21 March 2012

GameTalk - Doctrine and Tactics

Should games enforce historically accurate battle tactics and doctrine, or should they allow players to use ahistical methods in the name of game-play and "what if" theories? Do you allow the French and Spanish fleet to turn into and meet the British at the battle of Trafalgar (thereby preventing the Brits from "cutting the line")? Must Napoleon's Infanty close on the enemy in an assualt column formation, or can they deploy into firing lines?

By: Jack Nastyface


S O said...

It's fine enough if historical methods work accurately and ahistorical methods work plausibly.

That is, if the title is claimed to be a simulation.

Brian said...

Yes and yes. (Grognews has a way of putting these questions....)

If at least part of the designer's intention is to impart some knowledge of the historical practices and limitations of the day, then players should be enjoined to use the historical methods, so they can at least understand some of the difficulties the original historical combatants laboured under.
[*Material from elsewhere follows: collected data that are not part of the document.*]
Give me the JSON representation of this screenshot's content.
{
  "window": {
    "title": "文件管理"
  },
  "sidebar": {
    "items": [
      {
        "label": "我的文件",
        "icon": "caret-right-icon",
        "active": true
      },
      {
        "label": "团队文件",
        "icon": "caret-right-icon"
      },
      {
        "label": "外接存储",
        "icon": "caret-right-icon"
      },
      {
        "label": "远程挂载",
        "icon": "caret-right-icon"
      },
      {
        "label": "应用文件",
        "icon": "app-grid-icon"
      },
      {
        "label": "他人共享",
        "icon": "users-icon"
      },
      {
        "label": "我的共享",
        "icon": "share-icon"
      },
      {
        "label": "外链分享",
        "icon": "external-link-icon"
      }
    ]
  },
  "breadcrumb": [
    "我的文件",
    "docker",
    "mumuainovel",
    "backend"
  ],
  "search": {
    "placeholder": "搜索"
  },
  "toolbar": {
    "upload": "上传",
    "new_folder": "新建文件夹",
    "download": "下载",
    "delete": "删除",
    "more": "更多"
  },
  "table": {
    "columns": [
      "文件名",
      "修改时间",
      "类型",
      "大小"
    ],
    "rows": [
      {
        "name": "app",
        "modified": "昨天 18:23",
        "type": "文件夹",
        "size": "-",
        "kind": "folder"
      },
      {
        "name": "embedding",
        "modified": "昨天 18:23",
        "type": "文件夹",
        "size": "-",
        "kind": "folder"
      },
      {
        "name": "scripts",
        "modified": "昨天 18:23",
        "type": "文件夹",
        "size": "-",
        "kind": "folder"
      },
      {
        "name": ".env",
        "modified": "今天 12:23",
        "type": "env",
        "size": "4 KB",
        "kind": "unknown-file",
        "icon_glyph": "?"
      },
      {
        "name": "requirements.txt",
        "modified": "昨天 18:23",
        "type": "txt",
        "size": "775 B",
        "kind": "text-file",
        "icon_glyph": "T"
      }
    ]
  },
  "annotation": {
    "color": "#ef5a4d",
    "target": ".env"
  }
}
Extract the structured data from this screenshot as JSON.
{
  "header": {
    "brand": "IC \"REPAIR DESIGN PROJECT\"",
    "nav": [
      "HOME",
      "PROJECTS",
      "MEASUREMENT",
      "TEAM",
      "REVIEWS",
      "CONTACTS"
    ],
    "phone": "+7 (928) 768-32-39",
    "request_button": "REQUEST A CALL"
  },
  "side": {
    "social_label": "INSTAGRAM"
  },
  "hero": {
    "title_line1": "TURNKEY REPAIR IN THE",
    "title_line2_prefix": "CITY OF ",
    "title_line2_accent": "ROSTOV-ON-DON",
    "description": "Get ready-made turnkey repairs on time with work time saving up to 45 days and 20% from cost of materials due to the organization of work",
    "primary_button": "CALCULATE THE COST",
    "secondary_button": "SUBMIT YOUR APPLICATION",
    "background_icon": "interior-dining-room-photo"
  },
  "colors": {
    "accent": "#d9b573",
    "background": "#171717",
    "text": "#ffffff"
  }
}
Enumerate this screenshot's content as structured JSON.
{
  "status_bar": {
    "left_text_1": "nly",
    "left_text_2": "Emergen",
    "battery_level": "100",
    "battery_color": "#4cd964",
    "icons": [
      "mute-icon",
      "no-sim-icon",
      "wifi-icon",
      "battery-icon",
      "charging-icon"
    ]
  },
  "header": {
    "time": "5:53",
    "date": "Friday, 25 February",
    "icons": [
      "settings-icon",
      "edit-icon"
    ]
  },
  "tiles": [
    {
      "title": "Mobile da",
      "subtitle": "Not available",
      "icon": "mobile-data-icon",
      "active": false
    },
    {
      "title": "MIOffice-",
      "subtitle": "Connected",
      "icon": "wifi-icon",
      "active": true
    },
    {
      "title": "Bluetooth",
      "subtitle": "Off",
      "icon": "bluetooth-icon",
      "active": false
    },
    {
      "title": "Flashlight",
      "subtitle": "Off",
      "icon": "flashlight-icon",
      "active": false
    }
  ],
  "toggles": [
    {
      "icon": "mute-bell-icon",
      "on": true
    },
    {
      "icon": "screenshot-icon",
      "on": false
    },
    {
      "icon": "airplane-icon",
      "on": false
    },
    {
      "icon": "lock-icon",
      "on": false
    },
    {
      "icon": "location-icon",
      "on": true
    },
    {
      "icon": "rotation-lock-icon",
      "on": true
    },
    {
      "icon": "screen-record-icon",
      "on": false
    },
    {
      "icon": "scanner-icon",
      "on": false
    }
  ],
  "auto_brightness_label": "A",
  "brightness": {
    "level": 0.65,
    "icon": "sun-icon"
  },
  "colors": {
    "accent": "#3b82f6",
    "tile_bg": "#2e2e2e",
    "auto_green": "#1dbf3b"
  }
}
For example, an important reason why the French closed on the enemy in assault columns was because their infantry were not as thoroughly trained and tightly disciplined as the British, and so relied on the mass of the crowd to break the thin lines they advanced upon.

Lee did not have field radios at Gettysburg, so why should we have games that permit the Confederate player to act as if he did? We do it in the name of speed and simplicity (and fun), but it's not much of a "simulation" at all, and doesn't help players to understand much of the historical situation beyond "he was 'ere and they were there, and so he went for 'un."

On balance, though, a game system ought to be sufficiently flexible that players could experiment with some ahistorical tactics and what-ifs. That's an important reason why we game after all - trying to find a way Lee could win, instead of lose again for the 400th time.

besilarius said...

It can be a little rough if the game is historical, and the gamer breaks with doctrine.
Saw a game set in an attack by Warsaw Pact into West Germany. The WP commander broke all his mech units down and played them as scouts. This allowed a heck of a lot of RPG teams operating individually.
The fact that the real Warsaw Pact did not train it's troopers to act like that, made no difference to him.
Ultimately, he lost the game because the small teams were too fragile to take any damage. However, it ruined the game for the folks trying to play a game based on the real differences between Nato and WP.
He just didn't see why doctrine mattered, when the rules allowed you to try different tactics.

Kevin (The Big Board) said...

Balance..Balance. Its all about Balance.
If the game permits alternate approaches try them (TWW).
If it does not (PF) then play to the system and hopefully history.
If you have the luxury of multiple plays and willing partners who want to experiment with what if, that is a big part of gaming culture.